When I was in the hallway I overheard two African-American brothers speaking. One of the brothers was asking, “How can you ignore an entire group of people?” I couldn’t resist. I walked over to them and told them that I didn’t mean to intrude but I was feeling the same way! We talked for a bit and I left feeling slightly better. At least I wasn’t alone in my thinking. I kept hearing the brother’s parting words in echoing in my head, “maybe next time sis.” I had my doubts but I smiled and said yes, “insha’allah, next time.” But I’m doubtful.


Charles Hassan Ali Catchings said...

Salaam Sister, I feel what you are saying. My contention with fellow immigrant Muslims during Black History Month is how brothers parade Malcolm's conversion around to prove that there is no racism in Islam. But what I have found in 18 years, is that what we (the Black people) often refer to as racism, many others hailing from other parts of the world call 'our culture' and 'our way'. Yeah, okay.

KiKi said...

ASA Sis - I hear you. If you haven't already seen this, you might be interested in this post. It's a little long, but worthwhile. Some of the feedback comments simply shocked me. But it explains a sick mentality and may also lend insight to the cause of some of the frustration you expressed here.

ZAYNA said...


Yup, you're dead on. And we both know what this means as African-American Muslim women. "The" Muslim woman is almost always a light-skinned, Arab (or Persian) women who has been repressed by her men. All discussion of the hijab is framed in this way as everyone awaits her dehijabing and the shimmering cascade of her dark, long luscious hair!

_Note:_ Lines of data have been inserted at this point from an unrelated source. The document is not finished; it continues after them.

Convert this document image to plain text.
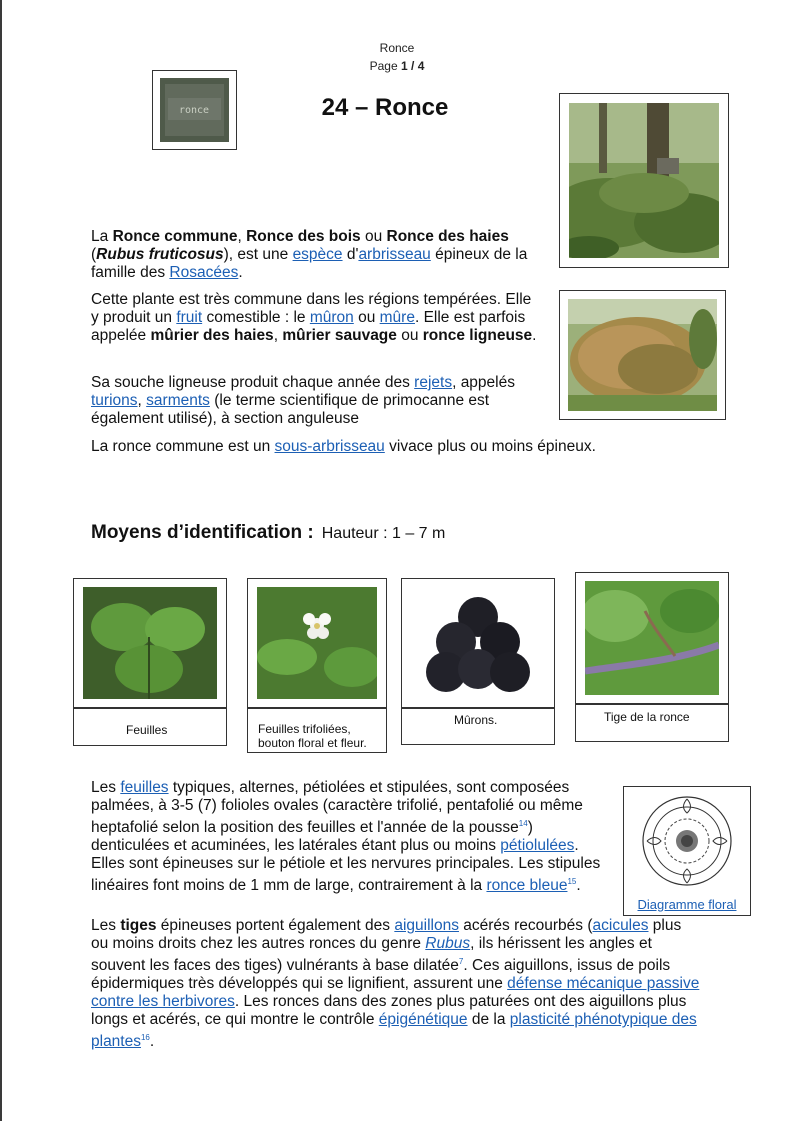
Ronce
Page 1 / 4
ronce	24 – Ronce

La Ronce commune, Ronce des bois ou Ronce des haies (Rubus fruticosus), est une espèce d'arbrisseau épineux de la famille des Rosacées.

Cette plante est très commune dans les régions tempérées. Elle y produit un fruit comestible : le mûron ou mûre. Elle est parfois appelée mûrier des haies, mûrier sauvage ou ronce ligneuse.

Sa souche ligneuse produit chaque année des rejets, appelés turions, sarments (le terme scientifique de primocanne est également utilisé), à section anguleuse

La ronce commune est un sous-arbrisseau vivace plus ou moins épineux.

Moyens d’identification : Hauteur : 1 – 7 m
Feuilles	Feuilles trifoliées,
bouton floral et fleur.
Mûrons.	Tige de la ronce

Les feuilles typiques, alternes, pétiolées et stipulées, sont composées palmées, à 3-5 (7) folioles ovales (caractère trifolié, pentafolié ou même heptafolié selon la position des feuilles et l'année de la pousse$^{14}$) denticulées et acuminées, les latérales étant plus ou moins pétiolulées. Elles sont épineuses sur le pétiole et les nervures principales. Les stipules linéaires font moins de 1 mm de large, contrairement à la ronce bleue$^{15}$.

Diagramme floral

Les tiges épineuses portent également des aiguillons acérés recourbés (acicules plus ou moins droits chez les autres ronces du genre Rubus, ils hérissent les angles et souvent les faces des tiges) vulnérants à base dilatée$^7$. Ces aiguillons, issus de poils épidermiques très développés qui se lignifient, assurent une défense mécanique passive contre les herbivores. Les ronces dans des zones plus paturées ont des aiguillons plus longs et acérés, ce qui montre le contrôle épigénétique de la plasticité phénotypique des plantes$^{16}$.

I wonder what would happen if we talked about the hijab and its meaning for African-American who CHOOSE to wear it?

Charles Hassan Ali Catchings said...

KiKi, I read that post you cited as I am familiar with the author. You're right, the comments were very disturbing. I ran into one of those brothers the other day that swore up and down his parents were from "North Africa"; don't know why he couldn't tell me the country instead of saying North Africa like I was geographically challenged or something. The brother is apparently trying to pass for a kinky-haired Moroccan. Muslims are definitely sending mixed signals about Islam's exoticism.